Bent u ervan op de hoogte dat de Amerspoort, de instelling aan de overkant van Sherpa, in 1992 een Woonwensenonderzoek heeft gehouden dat niet is kwijtgeraakt, en dat daaruit kwam dat verreweg het grootste deel van de bewoners op het beschermd instellingsterrein wil blijven wonen?. Bent u van mening dat het onwaarschijnlijk is dat het Woonwensenonderzoek van Sherpa 1998 een andere uitkomst heeft gehad?

Antwoord 6

Ik beperk mij tot de concrete feiten. Zoals ik op uw eerdere vragen heb geantwoord (200009Z12503) is het voor mij belangrijk dat het leidend moet zijn dat de cliënt moet kunnen kiezen hoe en waar zij de zorg van de instelling ontvangt. In dat kader heb ik toen ook aangegeven dat naast het woonwensen¬onderzoek in de POP/Zorgplan van de cliënt afspraken kunnen worden gemaakt over de manier van wonen van de cliënt (wooncarrière) nu en in de toekomst. Ook heb ik aangegeven dat wanneer de wens van de cliënt onvoldoende wordt gehonoreerd deze, op grond van de Wet Klachtenrecht Cliënten zorgsector, hiertegen bezwaar kan aantekenen.

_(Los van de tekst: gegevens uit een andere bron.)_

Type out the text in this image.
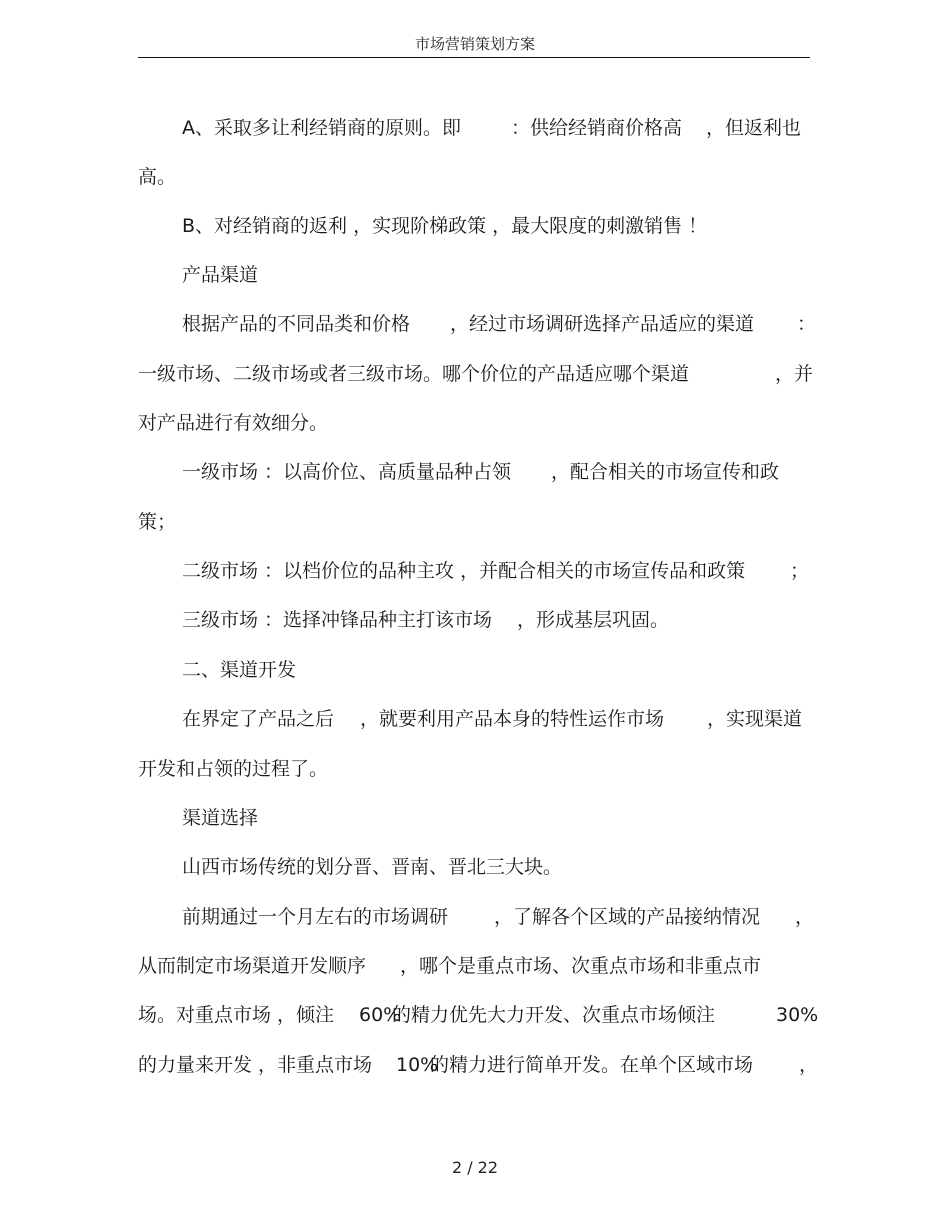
市场营销策划方案

A、采取多让利经销商的原则。即

	：供给经销商价格高

，但返利也

高。

B、对经销商的返利 ，实现阶梯政策 ，最大限度的刺激销售 ！

产品渠道

根据产品的不同品类和价格

，经过市场调研选择产品适应的渠道

：

一级市场、二级市场或者三级市场。哪个价位的产品适应哪个渠道

	，并

对产品进行有效细分。

一级市场 ：以高价位、高质量品种占领

，配合相关的市场宣传和政

策；

二级市场 ：以档价位的品种主攻 ，并配合相关的市场宣传品和政策

；

三级市场 ：选择冲锋品种主打该市场

，形成基层巩固。

二、渠道开发

在界定了产品之后

，就要利用产品本身的特性运作市场

，实现渠道

开发和占领的过程了。

渠道选择

山西市场传统的划分晋、晋南、晋北三大块。

前期通过一个月左右的市场调研

，了解各个区域的产品接纳情况

，

从而制定市场渠道开发顺序

，哪个是重点市场、次重点市场和非重点市

场。对重点市场 ，倾注

60%

的精力优先大力开发、次重点市场倾注

	30%

的力量来开发 ，非重点市场

10%

的精力进行简单开发。在单个区域市场

，

2 / 22
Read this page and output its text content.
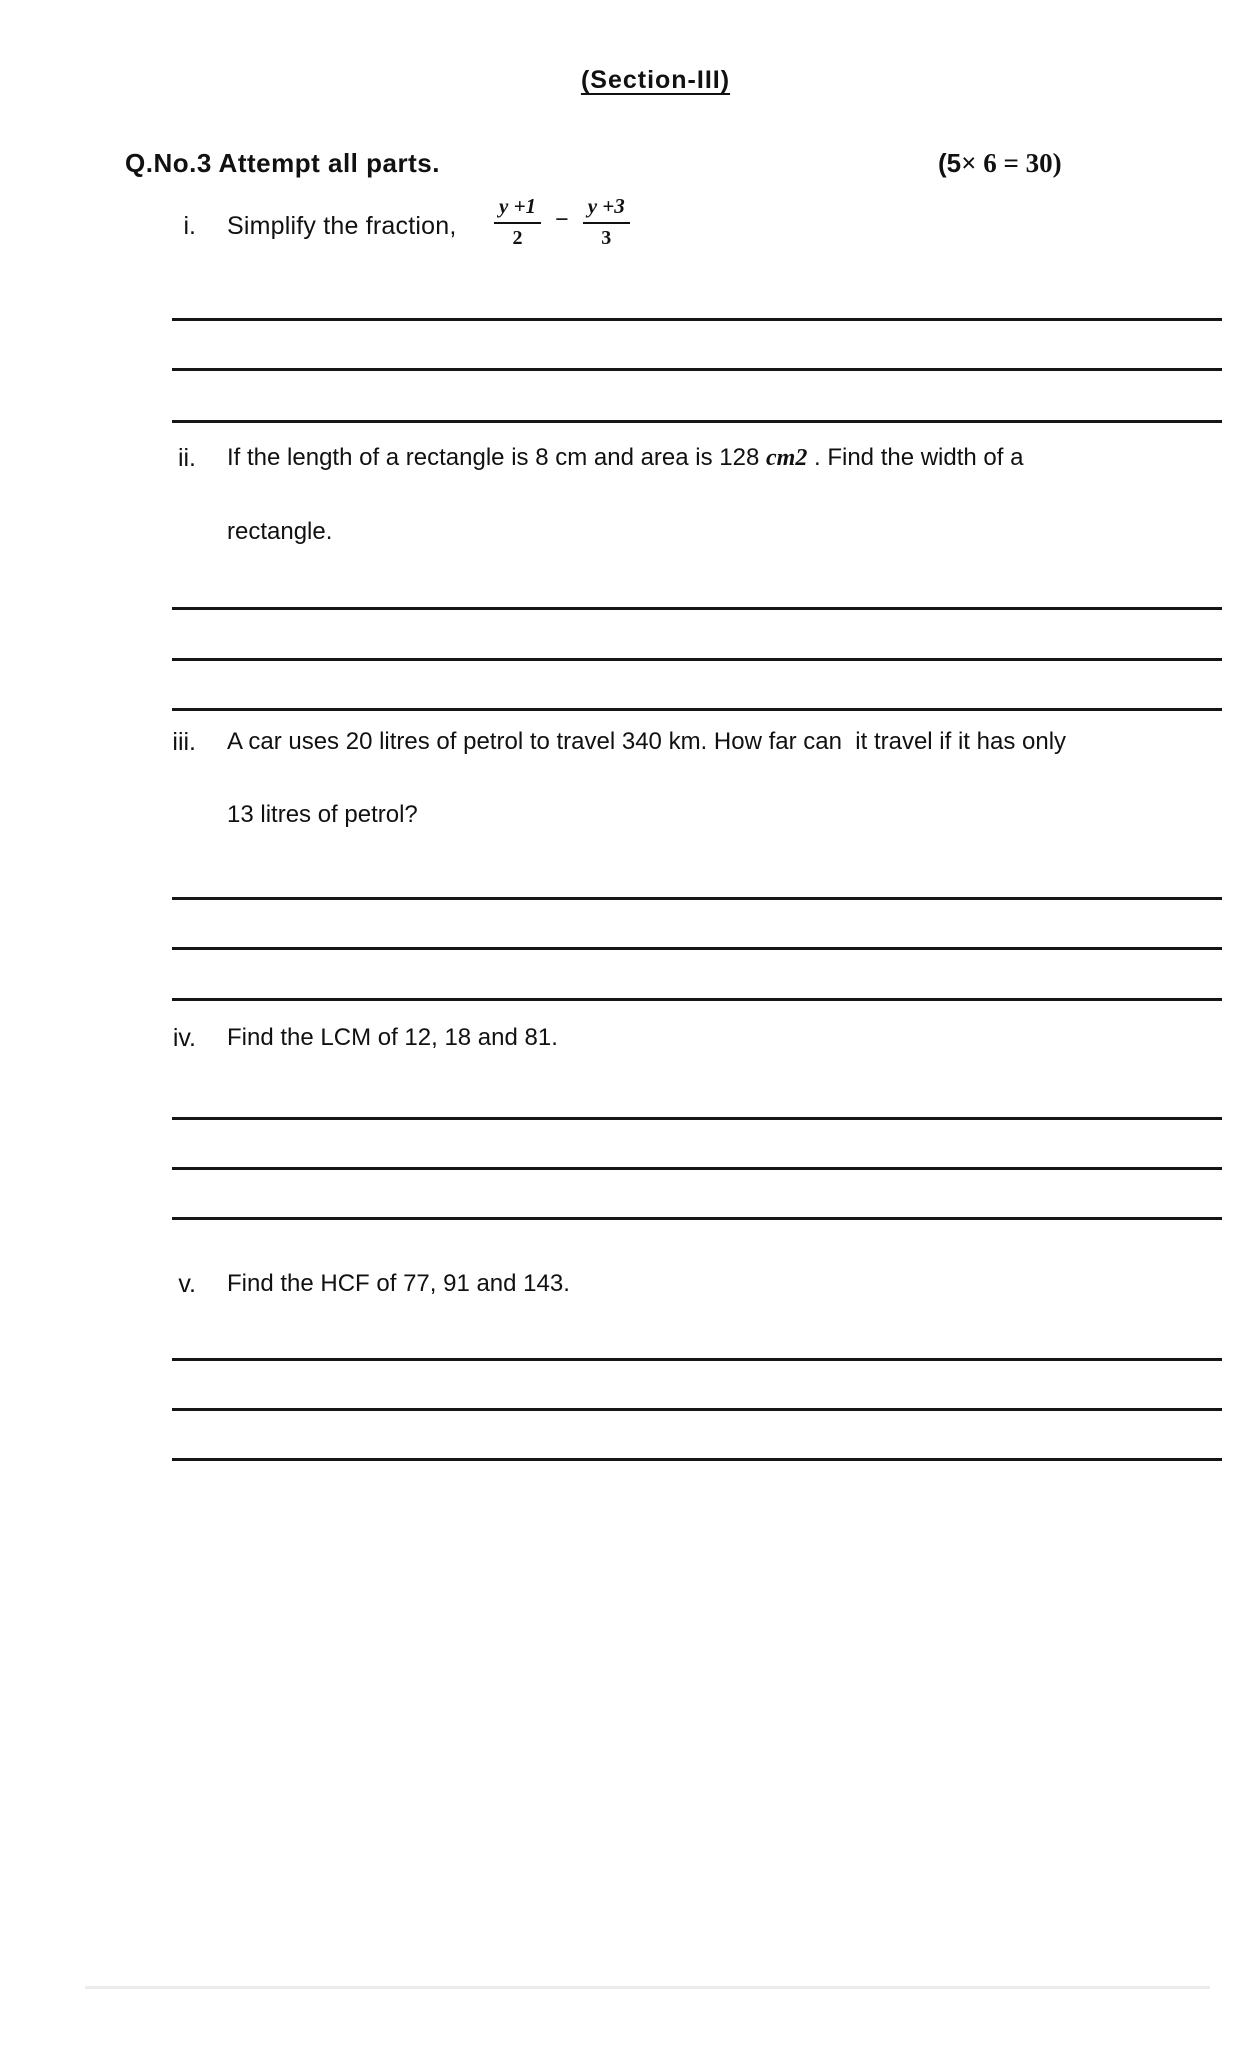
(Section-III)
Q.No.3 Attempt all parts.	(5× 6 = 30)
i. Simplify the fraction, $\frac{y +1}{2} - \frac{y +3}{3}$
ii. If the length of a rectangle is 8 cm and area is 128 cm2 . Find the width of a
rectangle.
iii. A car uses 20 litres of petrol to travel 340 km. How far can  it travel if it has only
13 litres of petrol?
iv. Find the LCM of 12, 18 and 81.
v. Find the HCF of 77, 91 and 143.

Ik ben nog steeds van mening dat met deze instrumenten, samen met het advies vanuit de cliëntenraad over de huisvesting voldoende waarborgen aanwezig zijn om een juist beeld te krijgen van wat de cliënt feitelijk wil. Ik heb tot nu geen aanwijzingen dat Sherpa deze woonwens bij de nieuwe huisvesting onvoldoende opvolgt.

Vraag 7

Bent u ervan op de hoogte dat Sherpa de wens van de bewoners om op het beschermd instellingsterrein te blijven wonen niet wenst op te nemen in hun zorgplan (Persoonlijk Ondersteuningsplan, POP), zoals door een curator is gemeld aan de Inspectie, en waarver een klacht ligt bij de Nationale Ombudsman?

Antwoord 7

Voor de beantwoording van uw vraag verwijs ik u naar mijn antwoord van 4 augustus 2009 (20009Z12503).

Vraag 8

Kent u het onderzoek Verhuizen doe je niet zomaar (mei 2009), waaruit blijkt dat tweederde van de verwanten van Sherpa vindt dat ze niet heeft kunnen kiezen over de verhuizing van hun familielid die woont bij Sherpa en dat driekwart aangeeft dat er niet gekozen kan worden waarheen wordt verhuisd? 4) Kunt u een reactie op het rapport geven.

Antwoord 8

Ik heb u dat rapport toegezonden (20009Z12503). Ik ben blij dat de instelling zelf het initiatief heeft genomen om zijn genomen "huisvestingsbesluiten" te laten toetsen op kwaliteit door een onafhankelijk deskundige. Het beeld dat uit deze rapportage naar voren komt is dat de cliënt en zijn verwant in het algemeen zeer tevreden zijn over de nieuwe (huisvesting)situatie. Met betrekking tot uw opmerking over keuzevrijheid is het belangrijk op te merken dat de bouwplannen die de instelling op mijn aanwijzing moest invullen voor een belangrijk deel voortvloeien uit de noodzaak de huisvesting snel op orde te brengen; het ging hier om zo genoemde "rood/oranje "scorende plaatsen, plaatsen die qua kwaliteit van de huisvesting (ruim) onvoldoende waren. Goed verklaarbaar is dat de Sherpa in zo'n situatie, rekening houdend met de algemene woonwens van de te verhuizen cliënten, nadrukkelijker heeft ingezet op snelheid.

Vraag 9

Erkent u dat er, gezien meegestuurd onderzoek en het feit dat het vereiste woonwensenonderzoek ontbreekt, alsmede de klacht dat de woonwens voor wonen op het beschermd instellingsterrein niet is opgenomen in de POP, er wel sprake is van gedwongen verhuizingen bij Sherpa? Kunt u uw antwoord toelichten?

Antwoord 9

Ik deel uw mening niet. Ik verwijs u naar mijn hiervoor gegeven antwoorden.